WASHINGTON–Fannie Mae and Freddie Mac are dropping a fee on mortgage refinances that was instituted during the coronavirus pandemic, which will lower the cost for borrowing, according to the Federal Housing Finance Agency (FHFA).
CUNA expressed support for the decision to eliminate the "Adverse Market Refinance Fee," while separately announcing opposition to a new bill it said would reduce credit from reputable lenders.
Fannie and Freddie have been charging lenders a 50 basis-point fee for all loans that were delivered to the two giant secondary market players. When it was introduced, to much opposition, the FHFA said the fee was designed to cover losses projected as a result of the pandemic.
But those losses have for the most part not materialized. At the peak of the economic shutdown, roughly 5% of Fannie and Freddie borrowers were in mortgage forbearance programs. As of July 13, that share had fallen to 2.1%, according to Black Knight data cited by CNBC.

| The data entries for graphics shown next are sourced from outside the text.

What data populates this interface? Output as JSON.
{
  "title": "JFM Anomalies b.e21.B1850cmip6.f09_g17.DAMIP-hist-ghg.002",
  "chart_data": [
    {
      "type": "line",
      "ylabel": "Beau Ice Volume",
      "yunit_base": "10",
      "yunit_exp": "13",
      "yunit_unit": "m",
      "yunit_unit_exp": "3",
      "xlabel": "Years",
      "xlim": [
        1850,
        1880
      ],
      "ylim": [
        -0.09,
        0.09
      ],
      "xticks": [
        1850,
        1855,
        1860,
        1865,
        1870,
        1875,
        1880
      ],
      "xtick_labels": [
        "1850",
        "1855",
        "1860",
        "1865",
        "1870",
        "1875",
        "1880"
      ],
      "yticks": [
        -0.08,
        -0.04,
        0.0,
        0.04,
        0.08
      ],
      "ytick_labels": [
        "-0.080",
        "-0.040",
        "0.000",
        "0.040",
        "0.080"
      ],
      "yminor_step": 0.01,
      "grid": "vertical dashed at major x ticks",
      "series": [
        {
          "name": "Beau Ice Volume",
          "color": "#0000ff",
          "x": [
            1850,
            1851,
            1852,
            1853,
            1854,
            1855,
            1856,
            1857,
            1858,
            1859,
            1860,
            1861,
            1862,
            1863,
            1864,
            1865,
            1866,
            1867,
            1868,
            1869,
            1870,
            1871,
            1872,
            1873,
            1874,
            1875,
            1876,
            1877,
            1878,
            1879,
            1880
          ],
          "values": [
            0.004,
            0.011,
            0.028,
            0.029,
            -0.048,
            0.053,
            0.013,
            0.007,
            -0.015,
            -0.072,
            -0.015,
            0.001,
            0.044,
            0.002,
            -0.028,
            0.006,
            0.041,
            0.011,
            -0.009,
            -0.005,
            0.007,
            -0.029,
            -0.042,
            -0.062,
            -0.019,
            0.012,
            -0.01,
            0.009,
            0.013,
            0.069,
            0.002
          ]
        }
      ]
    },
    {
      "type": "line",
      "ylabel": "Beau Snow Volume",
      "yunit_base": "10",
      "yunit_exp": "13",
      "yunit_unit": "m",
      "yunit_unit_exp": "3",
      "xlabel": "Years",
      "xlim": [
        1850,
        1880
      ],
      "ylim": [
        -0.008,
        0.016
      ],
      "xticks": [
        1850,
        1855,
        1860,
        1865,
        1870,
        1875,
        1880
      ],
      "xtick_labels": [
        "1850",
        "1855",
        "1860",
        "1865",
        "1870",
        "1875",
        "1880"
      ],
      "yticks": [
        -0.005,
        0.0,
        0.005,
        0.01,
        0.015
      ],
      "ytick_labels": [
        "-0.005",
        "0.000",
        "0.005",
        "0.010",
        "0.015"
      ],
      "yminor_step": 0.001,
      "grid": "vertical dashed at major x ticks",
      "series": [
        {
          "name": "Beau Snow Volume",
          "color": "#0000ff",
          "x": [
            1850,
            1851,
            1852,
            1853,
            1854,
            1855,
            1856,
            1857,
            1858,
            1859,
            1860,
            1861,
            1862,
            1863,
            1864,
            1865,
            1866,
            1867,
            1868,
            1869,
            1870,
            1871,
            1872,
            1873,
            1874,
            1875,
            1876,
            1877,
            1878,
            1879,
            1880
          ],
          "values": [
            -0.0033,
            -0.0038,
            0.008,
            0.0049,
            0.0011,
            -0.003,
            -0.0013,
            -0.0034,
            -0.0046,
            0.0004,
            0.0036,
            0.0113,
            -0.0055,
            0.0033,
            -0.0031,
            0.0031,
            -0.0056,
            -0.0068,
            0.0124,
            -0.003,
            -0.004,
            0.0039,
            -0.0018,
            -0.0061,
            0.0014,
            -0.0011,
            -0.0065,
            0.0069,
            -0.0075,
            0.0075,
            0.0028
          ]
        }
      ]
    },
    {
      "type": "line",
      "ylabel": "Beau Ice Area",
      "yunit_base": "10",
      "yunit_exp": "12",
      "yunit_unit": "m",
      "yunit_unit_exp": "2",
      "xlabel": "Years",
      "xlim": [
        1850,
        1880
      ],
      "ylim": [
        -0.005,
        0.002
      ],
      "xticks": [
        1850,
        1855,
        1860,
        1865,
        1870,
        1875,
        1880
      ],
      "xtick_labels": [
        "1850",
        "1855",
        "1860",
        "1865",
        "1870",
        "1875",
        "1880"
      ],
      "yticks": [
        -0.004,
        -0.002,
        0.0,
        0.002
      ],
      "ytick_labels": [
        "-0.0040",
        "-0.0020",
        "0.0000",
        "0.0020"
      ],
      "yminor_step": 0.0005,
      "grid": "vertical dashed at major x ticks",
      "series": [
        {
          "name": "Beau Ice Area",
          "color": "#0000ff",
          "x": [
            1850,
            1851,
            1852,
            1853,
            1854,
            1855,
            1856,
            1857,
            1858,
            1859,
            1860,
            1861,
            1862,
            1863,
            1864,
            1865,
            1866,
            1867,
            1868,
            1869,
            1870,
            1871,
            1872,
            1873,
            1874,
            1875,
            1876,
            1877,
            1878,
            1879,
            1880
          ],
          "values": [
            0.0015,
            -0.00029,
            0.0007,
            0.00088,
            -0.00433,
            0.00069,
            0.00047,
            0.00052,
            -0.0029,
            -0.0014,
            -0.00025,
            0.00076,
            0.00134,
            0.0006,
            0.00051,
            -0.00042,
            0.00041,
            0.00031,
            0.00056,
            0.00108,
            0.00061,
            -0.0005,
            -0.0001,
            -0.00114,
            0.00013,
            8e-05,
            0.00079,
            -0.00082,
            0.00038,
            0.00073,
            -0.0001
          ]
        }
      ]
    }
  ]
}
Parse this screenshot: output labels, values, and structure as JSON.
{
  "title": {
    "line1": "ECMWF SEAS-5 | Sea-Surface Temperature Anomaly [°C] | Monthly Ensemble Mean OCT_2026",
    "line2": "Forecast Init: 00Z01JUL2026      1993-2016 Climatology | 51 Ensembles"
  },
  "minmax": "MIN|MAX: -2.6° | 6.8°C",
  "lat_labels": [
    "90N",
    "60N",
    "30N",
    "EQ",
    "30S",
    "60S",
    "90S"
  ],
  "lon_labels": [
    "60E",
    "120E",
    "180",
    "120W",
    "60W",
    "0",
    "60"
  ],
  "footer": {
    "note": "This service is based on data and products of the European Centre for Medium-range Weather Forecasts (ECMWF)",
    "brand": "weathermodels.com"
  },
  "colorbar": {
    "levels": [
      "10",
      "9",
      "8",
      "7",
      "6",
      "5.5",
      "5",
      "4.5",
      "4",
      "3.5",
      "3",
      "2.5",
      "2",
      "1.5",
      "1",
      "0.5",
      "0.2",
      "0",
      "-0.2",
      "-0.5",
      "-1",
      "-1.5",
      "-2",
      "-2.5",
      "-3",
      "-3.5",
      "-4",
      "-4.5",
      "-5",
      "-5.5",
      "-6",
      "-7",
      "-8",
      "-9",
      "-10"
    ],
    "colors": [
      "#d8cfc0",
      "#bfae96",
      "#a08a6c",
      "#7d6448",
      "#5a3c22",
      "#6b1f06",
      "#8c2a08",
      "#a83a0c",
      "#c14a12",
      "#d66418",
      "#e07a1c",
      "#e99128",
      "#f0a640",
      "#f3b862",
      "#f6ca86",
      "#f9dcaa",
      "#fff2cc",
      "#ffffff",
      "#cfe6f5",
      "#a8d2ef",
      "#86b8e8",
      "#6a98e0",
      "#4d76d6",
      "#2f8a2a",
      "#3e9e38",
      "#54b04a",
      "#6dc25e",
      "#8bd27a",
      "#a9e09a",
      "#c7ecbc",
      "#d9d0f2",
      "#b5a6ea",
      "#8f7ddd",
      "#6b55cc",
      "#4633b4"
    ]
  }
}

In total, 1.86 million borrowers remain in COVID-related forbearance plans, making up 3.5% of all active mortgages. For FHA/VA, the share is 6.2% and for private label and bank portfolio loans the share is 4.0%.
"The COVID-19 pandemic financially exacerbated America's affordable housing crisis. Eliminating the Adverse Market Refinance Fee will help families take advantage of the low-rate environment to save more money," acting Federal Housing Finance Agency Director Sandra Thompson said in a statement. "Today's action furthers FHFA's priority of supporting affordable housing while simultaneously protecting the safety and soundness of the Enterprises."
Greg McBride, chief financial analyst for Bankrate.com, said in a statement the fee typically resulted in an increase of one-eighth percentage point in rate, which added $20 per month to payments on a $300,000 loan."
CUNA Response
“CUNA has strongly opposed the adverse market fee since it was announced, and we appreciate Acting Director Thompson for listening to our concerns and rescinding the fee,” said CUNA President/CEO Jim Nussle. “This is an appropriate action given the strength of the current housing market, and the lower the cost of refinancing for credit union members.”
CUNA Opposition
Separately, CUNA said it opposes a new bill that would cap fees and interest for all consumer loans at a 36% “all-in” annual percentage rate (APR).
The cap would apply to all open-end and closed-end consumer credit transactions, including payday loans, car title loans, overdraft loans, credit cards, car loans, mortgages, and refund anticipation loans. The 36% APR is the same limit currently in place under the Military Lending Act.
“Credit unions have seen firsthand the financial harm caused by high cost loans, which is why CUNA and leagues have supported efforts to end ‘rent-a-bank’ loopholes, called on the CFPB to focus its Payday Rule on high-interest lenders, and have encouraged the effective enforcement of state and federal law,” Nussle said. “However, the establishment of a national all-in rate cap applicable to all creditors is an unproven one-size-fits-all policy, the consequences of which will likely include reduced access to credit from reputable lenders.”
Senate Banking Chair Sees ‘Next Step’
Sen. Sherrod Brown (D-OH), who chairs the Senate Banking Committee, has long made a priority of legislation that would set a national cap on how much lenders can charge in interest. Earlier, after successfully repealing the so called “true-lender” rule, Brown told Reuters, "The next step is going to be putting a national cap on interest rates. This is a continued fight."
The rate cap bill is expected to be opposed by Senate Republicans.